Most businesses think that simplicity is the only way to make solutions more usable, but this is neither foolproof nor the best method. Often, simply deleting features renders a product or service more ineffective. Complexity, in itself, isn’t bad. In fact, it’s often critical to both understanding and usability.
Maps, for example, can be extremely complex. Yet if we were to simply reduce the data on them, they would cease to work well because the context needed for understanding them would be altered, often eliminating the possibility they could be used for more than one purpose. Instead, the critical ingredient doesn’t involve deleting the data, but rather making its organization and presentation clearer for people. Simplicity can be a winning strategy sometimes, but clarity is always required, no matter what the level of complexity is.
Most businesses think that simplicity is the only way to make solutions more usable, but this is neither fool proof nor the best method.

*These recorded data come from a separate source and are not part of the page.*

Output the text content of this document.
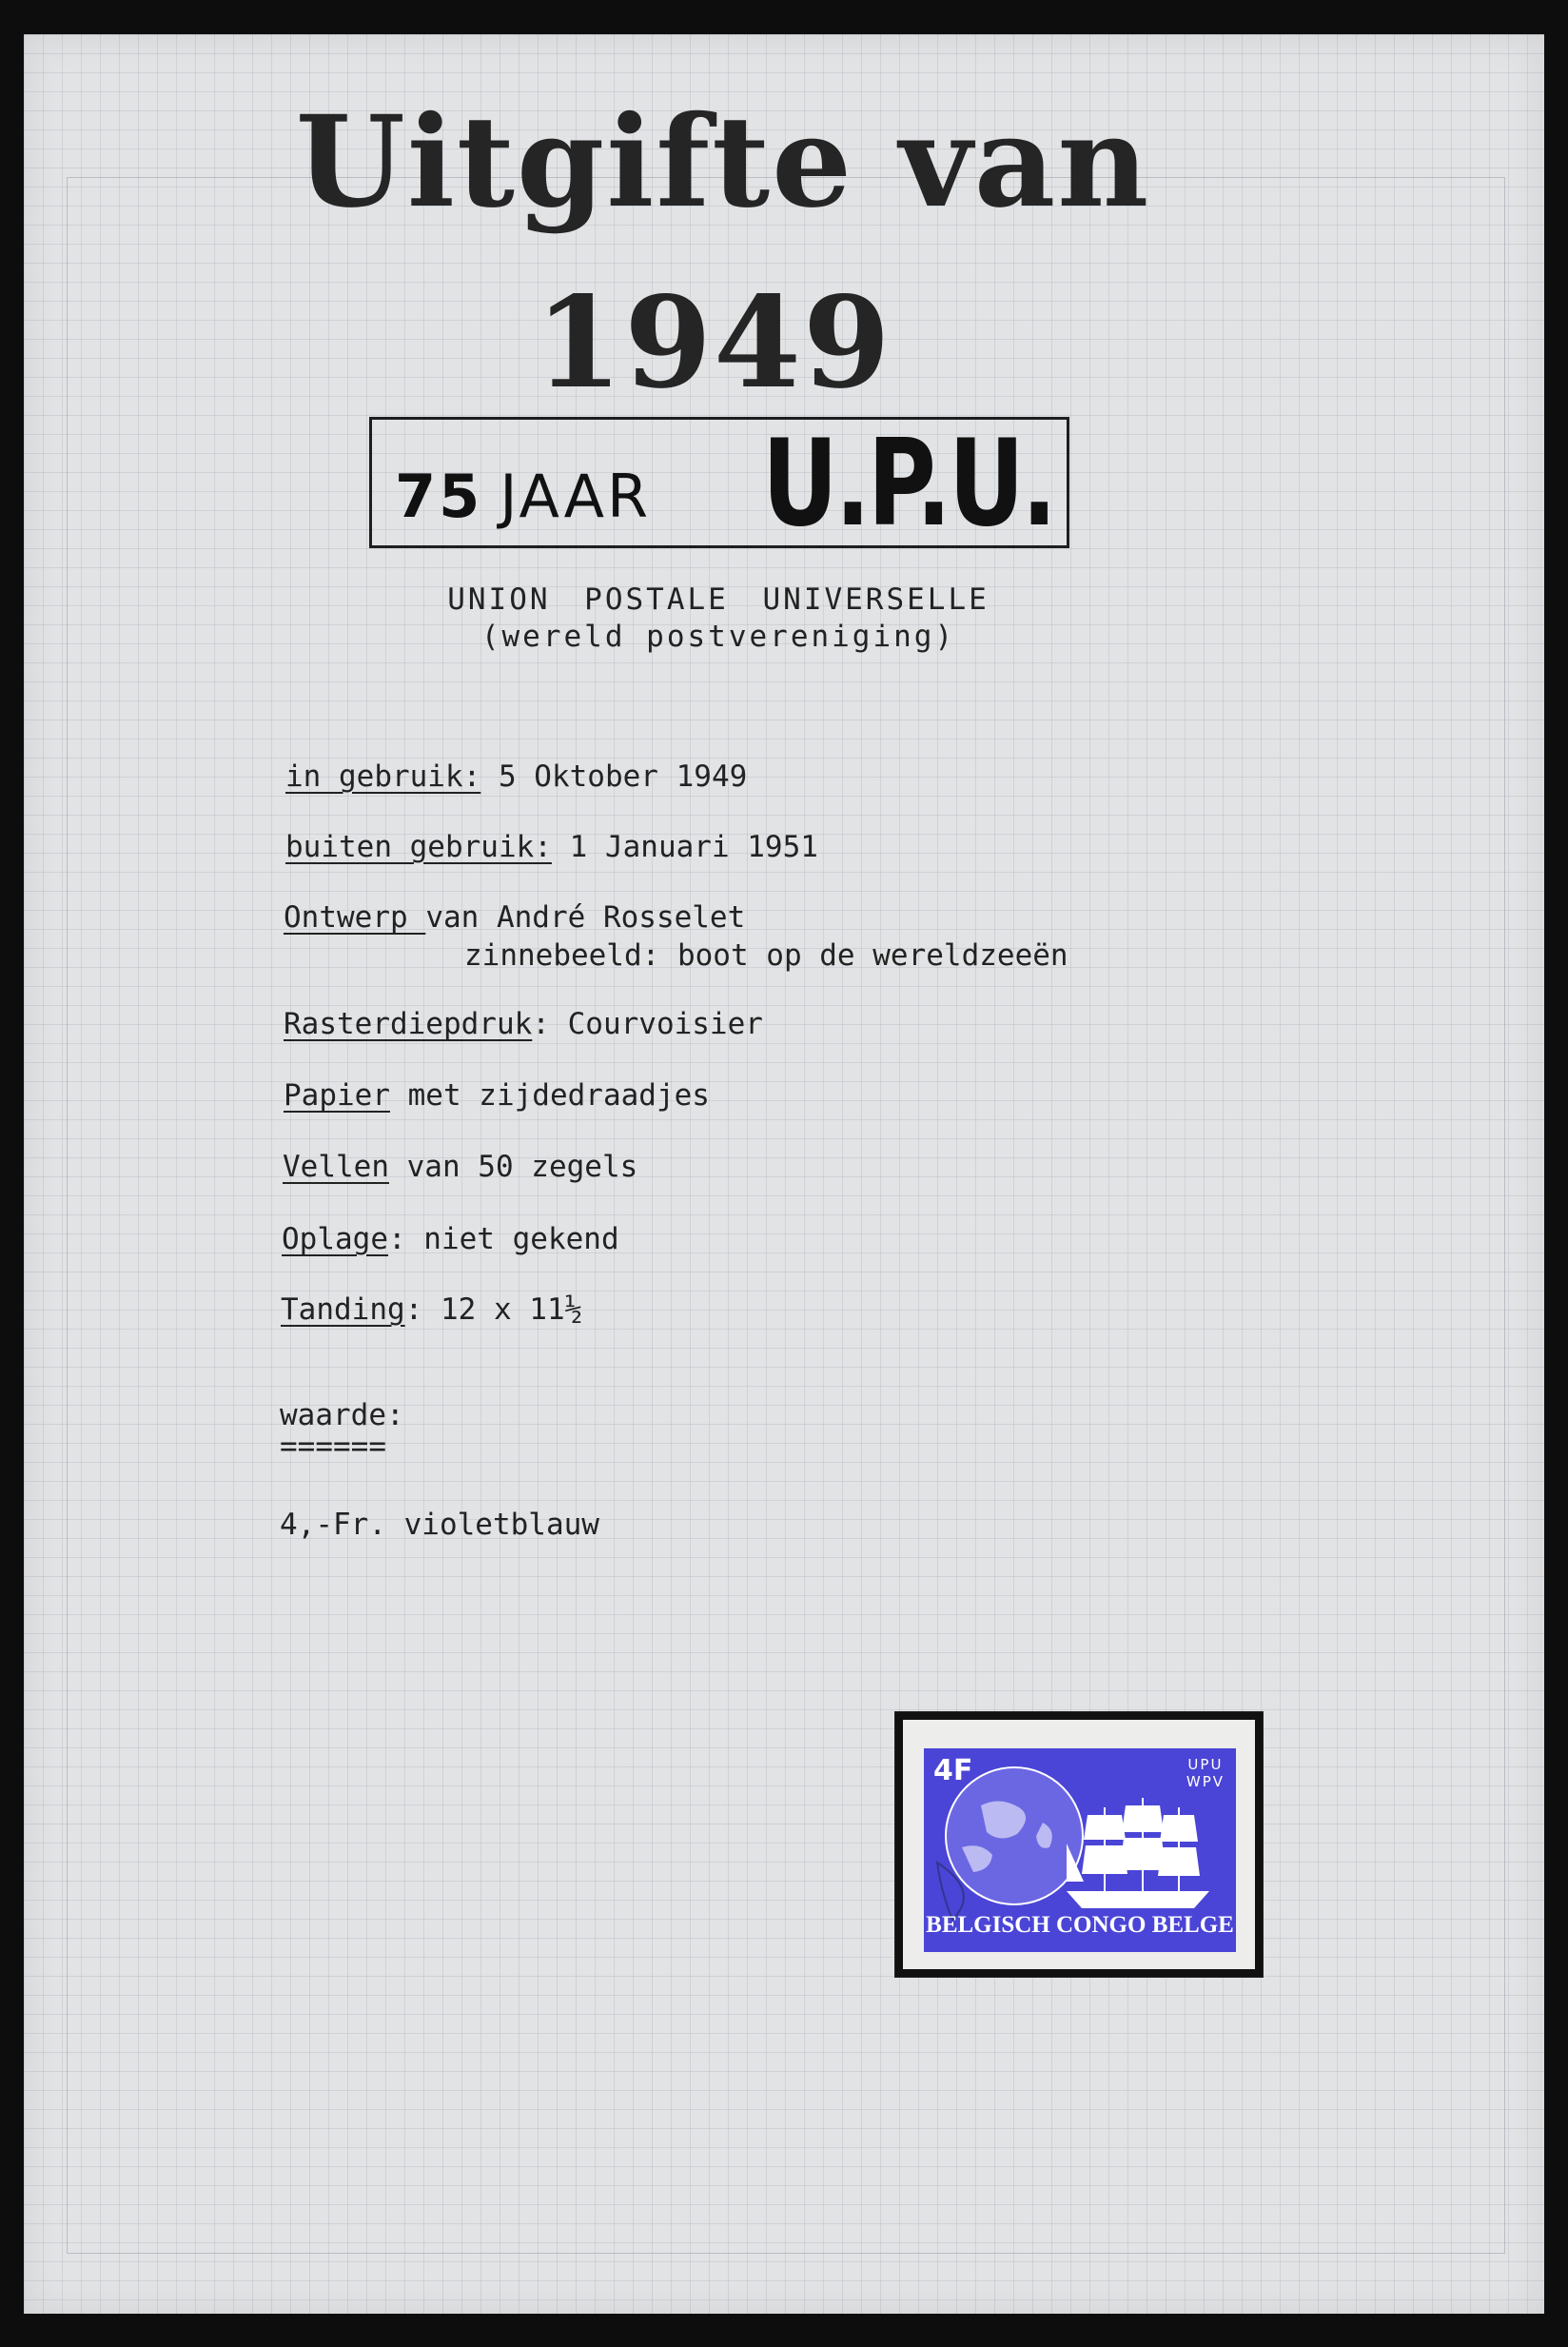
Uitgifte van
1949
75 JAAR U.P.U.
UNION POSTALE UNIVERSELLE
(wereld postvereniging)
in gebruik: 5 Oktober 1949
buiten gebruik: 1 Januari 1951
Ontwerp van André Rosselet
zinnebeeld: boot op de wereldzeeën
Rasterdiepdruk: Courvoisier
Papier met zijdedraadjes
Vellen van 50 zegels
Oplage: niet gekend
Tanding: 12 x 11½
waarde:
======
4,-Fr. violetblauw
4F	UPU
WPV
BELGISCH CONGO BELGE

A simple map, like a simple life, isn’t terribly representative of most people’s experiences. When solutions are simplified, they usually become less effective because they no longer apply to the complex experiences we encounter. Instead, rendering the complex clear reflects the reality of most systems, solutions, and experiences without sacrificing understanding or usability. To do this, clarity relies on the prioritization of cognitive models and features that are most important, while downplaying those that are less critical. This can be done through careful arrangement of elements in the visual, auditory, temporal, and other sensorial dimensions.